Selama ini kita agak rancu dalam
mempersamakan ‘idul fithri dengan ‘idul fithroh. Karena makna “fithri” dalam
istilah “‘idul fithri” bukanlah satu pengertian dengan “kembali kepada fithroh”.
Tetapi arti “fithri” sesuai makna dalam hadits adalah “kembali berbuka
(fathoro-yafthuru)”.
Dari Abu Huroiroh, sesungguhnya
Nabi saw. telah bersabda, “Shoum/puasa itu ialah pada hari kamu berpuasa,
Fithri itu ialah pada hari kamu berbuka, dan Adha itu ialah pada hari kamu
menyembelih hewan.” (Hadits shohih dikeluarkan oleh Imam Tirmidzi No. 693, Abu
Dawud No. 2324, Ibnu Majah No. 1660, ad-Daruquthni).
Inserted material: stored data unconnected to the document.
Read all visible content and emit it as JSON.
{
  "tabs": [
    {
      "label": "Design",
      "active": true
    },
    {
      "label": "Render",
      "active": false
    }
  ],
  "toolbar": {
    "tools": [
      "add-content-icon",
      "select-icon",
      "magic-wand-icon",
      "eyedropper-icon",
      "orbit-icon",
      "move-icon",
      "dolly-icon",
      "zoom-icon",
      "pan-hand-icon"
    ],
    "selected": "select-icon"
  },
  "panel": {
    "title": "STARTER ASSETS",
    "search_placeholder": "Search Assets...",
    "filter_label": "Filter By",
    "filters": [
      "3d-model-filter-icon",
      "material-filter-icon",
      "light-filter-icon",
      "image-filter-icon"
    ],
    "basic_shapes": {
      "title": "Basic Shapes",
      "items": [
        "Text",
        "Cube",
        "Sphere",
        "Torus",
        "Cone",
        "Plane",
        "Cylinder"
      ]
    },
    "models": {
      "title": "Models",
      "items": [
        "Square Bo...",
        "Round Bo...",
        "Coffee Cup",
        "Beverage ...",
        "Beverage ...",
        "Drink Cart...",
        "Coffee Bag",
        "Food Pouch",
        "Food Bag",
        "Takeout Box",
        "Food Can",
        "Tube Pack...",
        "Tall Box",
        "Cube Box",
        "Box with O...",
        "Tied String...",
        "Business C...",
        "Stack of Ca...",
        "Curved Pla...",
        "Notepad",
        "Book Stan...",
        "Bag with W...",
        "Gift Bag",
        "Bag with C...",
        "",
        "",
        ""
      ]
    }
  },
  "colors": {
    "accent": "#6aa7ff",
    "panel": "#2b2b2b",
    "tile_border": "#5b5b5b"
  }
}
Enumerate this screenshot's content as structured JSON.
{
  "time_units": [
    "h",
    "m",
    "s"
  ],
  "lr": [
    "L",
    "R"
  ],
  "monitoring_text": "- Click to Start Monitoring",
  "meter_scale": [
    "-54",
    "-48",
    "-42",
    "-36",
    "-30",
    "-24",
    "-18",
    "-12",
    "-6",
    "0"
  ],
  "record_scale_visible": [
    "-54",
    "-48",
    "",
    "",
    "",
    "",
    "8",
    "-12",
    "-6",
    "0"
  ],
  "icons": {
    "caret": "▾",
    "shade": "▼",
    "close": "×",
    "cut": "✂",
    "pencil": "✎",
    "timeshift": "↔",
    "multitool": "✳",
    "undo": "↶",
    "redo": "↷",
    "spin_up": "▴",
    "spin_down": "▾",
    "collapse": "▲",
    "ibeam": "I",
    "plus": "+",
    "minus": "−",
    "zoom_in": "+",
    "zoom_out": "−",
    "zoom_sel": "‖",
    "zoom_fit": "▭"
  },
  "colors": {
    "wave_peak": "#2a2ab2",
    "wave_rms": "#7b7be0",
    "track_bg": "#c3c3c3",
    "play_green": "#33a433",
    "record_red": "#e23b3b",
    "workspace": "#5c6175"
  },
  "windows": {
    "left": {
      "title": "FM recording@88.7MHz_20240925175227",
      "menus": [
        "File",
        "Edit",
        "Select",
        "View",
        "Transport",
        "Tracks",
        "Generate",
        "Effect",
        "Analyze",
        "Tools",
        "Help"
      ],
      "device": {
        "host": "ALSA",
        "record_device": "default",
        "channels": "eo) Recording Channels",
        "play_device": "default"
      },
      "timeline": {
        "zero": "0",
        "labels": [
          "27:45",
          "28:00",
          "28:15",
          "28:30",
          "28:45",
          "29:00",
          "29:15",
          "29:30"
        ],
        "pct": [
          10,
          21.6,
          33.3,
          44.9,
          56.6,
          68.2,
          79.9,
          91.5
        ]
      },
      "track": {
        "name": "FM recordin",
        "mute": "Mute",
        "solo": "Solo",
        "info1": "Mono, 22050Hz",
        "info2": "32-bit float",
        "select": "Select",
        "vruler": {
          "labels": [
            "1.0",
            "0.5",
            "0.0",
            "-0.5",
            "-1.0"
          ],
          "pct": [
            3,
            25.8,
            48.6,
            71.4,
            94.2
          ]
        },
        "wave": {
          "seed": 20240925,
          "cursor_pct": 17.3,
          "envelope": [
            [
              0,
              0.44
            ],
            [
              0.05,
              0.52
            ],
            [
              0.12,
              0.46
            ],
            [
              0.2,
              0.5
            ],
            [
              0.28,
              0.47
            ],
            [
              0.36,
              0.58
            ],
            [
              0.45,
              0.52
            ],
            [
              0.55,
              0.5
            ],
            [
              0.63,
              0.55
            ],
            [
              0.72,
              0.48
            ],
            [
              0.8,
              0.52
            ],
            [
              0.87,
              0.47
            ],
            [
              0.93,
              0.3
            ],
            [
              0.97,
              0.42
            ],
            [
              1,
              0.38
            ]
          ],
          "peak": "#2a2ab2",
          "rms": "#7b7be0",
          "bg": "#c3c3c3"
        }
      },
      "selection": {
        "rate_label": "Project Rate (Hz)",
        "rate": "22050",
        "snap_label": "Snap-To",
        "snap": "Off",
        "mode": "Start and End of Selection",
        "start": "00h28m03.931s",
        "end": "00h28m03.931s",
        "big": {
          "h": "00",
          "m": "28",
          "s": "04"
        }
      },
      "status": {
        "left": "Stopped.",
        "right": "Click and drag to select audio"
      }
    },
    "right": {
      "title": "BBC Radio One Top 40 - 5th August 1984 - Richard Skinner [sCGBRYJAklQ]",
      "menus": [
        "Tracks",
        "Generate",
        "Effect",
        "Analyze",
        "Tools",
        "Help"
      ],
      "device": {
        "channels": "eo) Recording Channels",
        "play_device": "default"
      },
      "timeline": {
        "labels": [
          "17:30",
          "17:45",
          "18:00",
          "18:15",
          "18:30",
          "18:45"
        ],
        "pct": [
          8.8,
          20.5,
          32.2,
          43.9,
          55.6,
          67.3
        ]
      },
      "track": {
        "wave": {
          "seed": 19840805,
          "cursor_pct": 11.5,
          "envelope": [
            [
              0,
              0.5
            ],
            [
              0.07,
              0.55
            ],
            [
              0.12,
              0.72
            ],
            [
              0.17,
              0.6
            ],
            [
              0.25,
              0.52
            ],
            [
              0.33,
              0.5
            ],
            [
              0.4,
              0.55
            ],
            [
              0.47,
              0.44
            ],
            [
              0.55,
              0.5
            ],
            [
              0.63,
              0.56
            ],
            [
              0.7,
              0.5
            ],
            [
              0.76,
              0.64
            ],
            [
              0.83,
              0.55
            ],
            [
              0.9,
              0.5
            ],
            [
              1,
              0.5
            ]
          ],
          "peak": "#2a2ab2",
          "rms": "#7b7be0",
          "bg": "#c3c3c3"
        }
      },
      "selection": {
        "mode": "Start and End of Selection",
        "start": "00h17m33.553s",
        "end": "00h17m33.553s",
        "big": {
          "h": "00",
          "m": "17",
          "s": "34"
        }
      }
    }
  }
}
Maka pemahaman yang harus kita
tegaskan dalam ‘idul fithri adalah tidak serta merta kembali suci seperti bayi
baru lahir. Tidaklah semua orang mendapatkan kemuliaan seperti itu. Meski pun
ada sebagian yang mendapatkan hal itu karena telah menegakkan hak-hak Romadhon,
sehingga keluar Romadhon seperti pertama dilahirkan.
“Bahwasanya Alloh SWT telah
memfardhukan puasa Romadhon, dan saya telah mensunnahkan qiyam pada malamnya.
Maka barangsiapa berpuasa pada siangnya dan bersholat pada malamnya karena
mengharap akan Alloh, niscaya keluarlah dia dari dosa seperti di hari dia
dilahirkan oleh ibunya.” (HR. Ahmad)
Kedua pengertian di atas tidak
perlu kita campur adukkan. Karena kita kembali mengkaji makna “fithri” sebagai
waktu kembali berbuka setelah Romadhon. “... Fithri itu ialah pada hari kamu
berbuka...”
Jadi, ada 2 makna yang berlainan
antara “fithri” (ifthor= kembali berbuka) dan “fithroh” (kondisi awal mula
dilahirkan).
Dalam suatu hadits Rosululloh saw
yang diriwayatkan dari Anas ra bahwa beliau berkata, “Rosululloh saw datang ke
Madinah dan (pada saat itu) penduduk Madinah memiliki dua hari raya yang
dipergunakan untuk bermain (dengan permainan) di masa jahiliyyah. Lalu beliau
bersabda: ‘Aku telah datang kepada kalian, dan kalian memiliki dua hari yang
kalian gunakan untuk bermain di masa jahiliyyah. Sungguh Alloh telah
menggantikan untuk kalian dua hari yang lebih baik dari itu, yakni hari Nahr (‘Iedul
Adha) dan hari Fithri (‘Iedul Fitri).” (HR. Ahmad dan Abu Dawud, shohih)
Dua hari raya yang dimiliki
penduduk Madinah saat itu adalah hari Nairuz dan Mihrojan, yang dirayakan
dengan berbagai macam permainan. Kedua hari raya ini ditetapkan oleh
orang-orang yang bijak pada zaman tersebut (kejayaan Persia) karena cuaca dan
waktu pada saat itu sangat tepat/bagus. Tatkala Nabi datang, Alloh mengganti
kedua hari tersebut dengan dua hari raya pula yang Alloh pilih untuk
hamba-hamba-Nya. Sejak saat itu, dua hari raya yang lama tidak diperingati
lagi. Berdasarkan hal ini, pensyari'atan hari raya adalah tauqifiyyah (sesuai
dengan perintah Alloh). Seseorang tidak diperbolehkan menetapkan hari tertentu
untuk perayaan/peringatan kecuali memang ada dalil yang benar dari Alloh
(al-Qur’an) maupun Rosul-Nya (al-Hadits).